Hmmm. Markov models and hidden markov models are essentially both just probabilistic generalizations of regular grammmars. The argument I've mentioned twice now (but not given) actually shows that my system is at least as powerful as context-free grammars, which I was just reading about.
(A regular grammar is quite minimal, only a step better than rote memorization, then a context-free grammar is less restricted, and powerful enough to represent most formal languages, but the least-restricted grammar is the class of turing-machines. A regular grammar allows repetition, rote memorization of sequences, and picking from alternatives. A context-free grammar additionally allows recursively defined concepts-- for example, the class "(), (()), ((())), (((())))..." can be recursively defined as either () or (Q), where the Q stands for any member of the class. The ability to recursively define in this manner still leaves some constraints. I won't go into that here, mainly because I'm no expert. Look up regular grammar and context-free grammar on wikipedia.)
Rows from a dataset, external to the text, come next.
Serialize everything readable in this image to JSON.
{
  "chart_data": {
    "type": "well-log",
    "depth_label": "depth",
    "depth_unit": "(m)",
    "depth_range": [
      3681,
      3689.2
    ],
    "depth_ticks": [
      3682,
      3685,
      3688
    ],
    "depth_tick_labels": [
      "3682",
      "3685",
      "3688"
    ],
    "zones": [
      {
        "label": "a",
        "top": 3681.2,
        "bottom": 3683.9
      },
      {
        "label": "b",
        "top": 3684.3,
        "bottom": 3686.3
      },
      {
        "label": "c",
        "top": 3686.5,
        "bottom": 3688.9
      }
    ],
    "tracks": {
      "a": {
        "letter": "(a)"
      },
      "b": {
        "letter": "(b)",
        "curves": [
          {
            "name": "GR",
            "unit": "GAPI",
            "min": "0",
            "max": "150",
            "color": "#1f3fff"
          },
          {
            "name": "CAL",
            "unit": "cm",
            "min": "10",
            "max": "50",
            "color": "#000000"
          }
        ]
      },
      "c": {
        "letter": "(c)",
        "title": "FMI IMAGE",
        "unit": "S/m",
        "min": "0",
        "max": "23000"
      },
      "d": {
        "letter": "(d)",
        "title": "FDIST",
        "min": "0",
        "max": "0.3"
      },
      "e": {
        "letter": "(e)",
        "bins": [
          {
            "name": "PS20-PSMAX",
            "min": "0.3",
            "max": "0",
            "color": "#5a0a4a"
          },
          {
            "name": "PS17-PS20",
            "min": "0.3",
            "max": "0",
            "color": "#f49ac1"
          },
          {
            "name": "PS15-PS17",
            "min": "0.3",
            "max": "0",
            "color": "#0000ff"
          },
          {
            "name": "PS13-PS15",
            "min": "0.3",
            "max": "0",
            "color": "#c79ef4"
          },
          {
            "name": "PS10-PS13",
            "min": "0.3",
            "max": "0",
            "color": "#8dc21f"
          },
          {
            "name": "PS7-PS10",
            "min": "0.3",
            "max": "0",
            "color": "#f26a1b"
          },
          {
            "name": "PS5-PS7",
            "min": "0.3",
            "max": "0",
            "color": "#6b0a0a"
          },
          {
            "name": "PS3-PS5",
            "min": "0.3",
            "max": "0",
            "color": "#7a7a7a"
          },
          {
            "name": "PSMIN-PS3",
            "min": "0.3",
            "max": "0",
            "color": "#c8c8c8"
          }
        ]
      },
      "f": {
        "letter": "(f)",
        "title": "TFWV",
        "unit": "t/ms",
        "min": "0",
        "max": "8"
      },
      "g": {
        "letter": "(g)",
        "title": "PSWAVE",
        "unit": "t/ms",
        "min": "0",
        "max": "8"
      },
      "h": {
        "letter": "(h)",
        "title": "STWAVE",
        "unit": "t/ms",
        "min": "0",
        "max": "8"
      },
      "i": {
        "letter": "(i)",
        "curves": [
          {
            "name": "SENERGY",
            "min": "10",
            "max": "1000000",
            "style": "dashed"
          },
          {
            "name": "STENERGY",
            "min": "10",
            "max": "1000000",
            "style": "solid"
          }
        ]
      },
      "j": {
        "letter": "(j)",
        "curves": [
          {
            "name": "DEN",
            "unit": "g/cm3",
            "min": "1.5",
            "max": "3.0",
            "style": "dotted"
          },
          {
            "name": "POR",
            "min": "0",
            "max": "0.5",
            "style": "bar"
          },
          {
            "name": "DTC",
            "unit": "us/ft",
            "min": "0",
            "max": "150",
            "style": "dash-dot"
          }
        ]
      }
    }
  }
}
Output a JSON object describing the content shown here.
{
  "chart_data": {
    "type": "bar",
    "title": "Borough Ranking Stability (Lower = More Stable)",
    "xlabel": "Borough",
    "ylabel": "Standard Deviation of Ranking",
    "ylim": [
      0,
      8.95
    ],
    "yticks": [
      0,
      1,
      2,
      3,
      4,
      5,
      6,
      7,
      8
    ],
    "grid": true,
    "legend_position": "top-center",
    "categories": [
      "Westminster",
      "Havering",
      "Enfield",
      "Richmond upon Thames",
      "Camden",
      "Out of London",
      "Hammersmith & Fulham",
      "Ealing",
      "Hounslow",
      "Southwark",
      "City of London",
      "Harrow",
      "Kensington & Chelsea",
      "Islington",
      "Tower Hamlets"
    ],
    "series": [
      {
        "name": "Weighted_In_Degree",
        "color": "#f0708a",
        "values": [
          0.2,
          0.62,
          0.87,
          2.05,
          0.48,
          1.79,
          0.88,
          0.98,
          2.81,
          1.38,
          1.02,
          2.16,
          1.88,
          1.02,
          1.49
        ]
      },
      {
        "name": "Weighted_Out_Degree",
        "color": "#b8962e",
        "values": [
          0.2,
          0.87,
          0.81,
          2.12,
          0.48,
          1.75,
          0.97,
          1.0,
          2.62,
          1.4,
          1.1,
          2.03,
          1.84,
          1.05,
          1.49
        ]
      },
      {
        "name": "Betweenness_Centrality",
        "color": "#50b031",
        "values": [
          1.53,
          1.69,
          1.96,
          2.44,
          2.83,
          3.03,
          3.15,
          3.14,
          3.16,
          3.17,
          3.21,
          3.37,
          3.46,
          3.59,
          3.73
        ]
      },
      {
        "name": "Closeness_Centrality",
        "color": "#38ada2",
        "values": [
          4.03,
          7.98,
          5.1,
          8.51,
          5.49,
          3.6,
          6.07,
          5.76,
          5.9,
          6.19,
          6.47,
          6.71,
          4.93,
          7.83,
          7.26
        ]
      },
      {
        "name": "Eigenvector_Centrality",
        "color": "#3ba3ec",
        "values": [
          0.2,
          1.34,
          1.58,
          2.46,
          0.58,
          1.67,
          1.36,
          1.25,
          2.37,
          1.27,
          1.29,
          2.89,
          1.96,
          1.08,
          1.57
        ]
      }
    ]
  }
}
Here's the argument. Suppose that a recursively defineable entity occurs in some context, which we will call context A. Trying to learn what happens in the context, the system will first memorize the base-cases as well as some small constructs, without realizing the larger pattern. Then, the system will recognize the base-cases within the small construct's structure. As it keeps learning, it will memorize some larger constructs, and notice the smaller constructs within the larger structure. The smaller structure's locations will be exactly analogous to the locations of the base-cases within the small cases. With enough experience, the system will relize this, and represent the fact with an aggregate reflecting the structure of the construct, having some blanks filled in not with specific sequences or with alternatives, but with the simple requirement "anything that can occur in context A can occur here, with the same probabilities." Because all properties of a class become properties of instances, the system can notice this repetition and take advantage.
Not only does this allow recursive concepts, but it does so without using recursively defined classes. This is good for simplicity of calculation. If the final aggregate class I mentioned filled in its slots with the requirement "another instance of this class" (as recursive definitions usually do) then it would be difficult to assign a probability to the aggregate. But since it instead refers to itself indirectly with "anything from context A", there's no problem; the definitions of each class (and therefore the calculations for their probabilities) is non-recursive, even though it all adds up to a recursive concept.
So (if you've read the last few posts) it seems that my system can learn regular grammars, markov models, hidden markov models, and context-free grammars. (Formal proof of each thing is admittantly wanting, especially for context-free grammars, but I'm fairly sure.) But can it learn unrestricted grammars?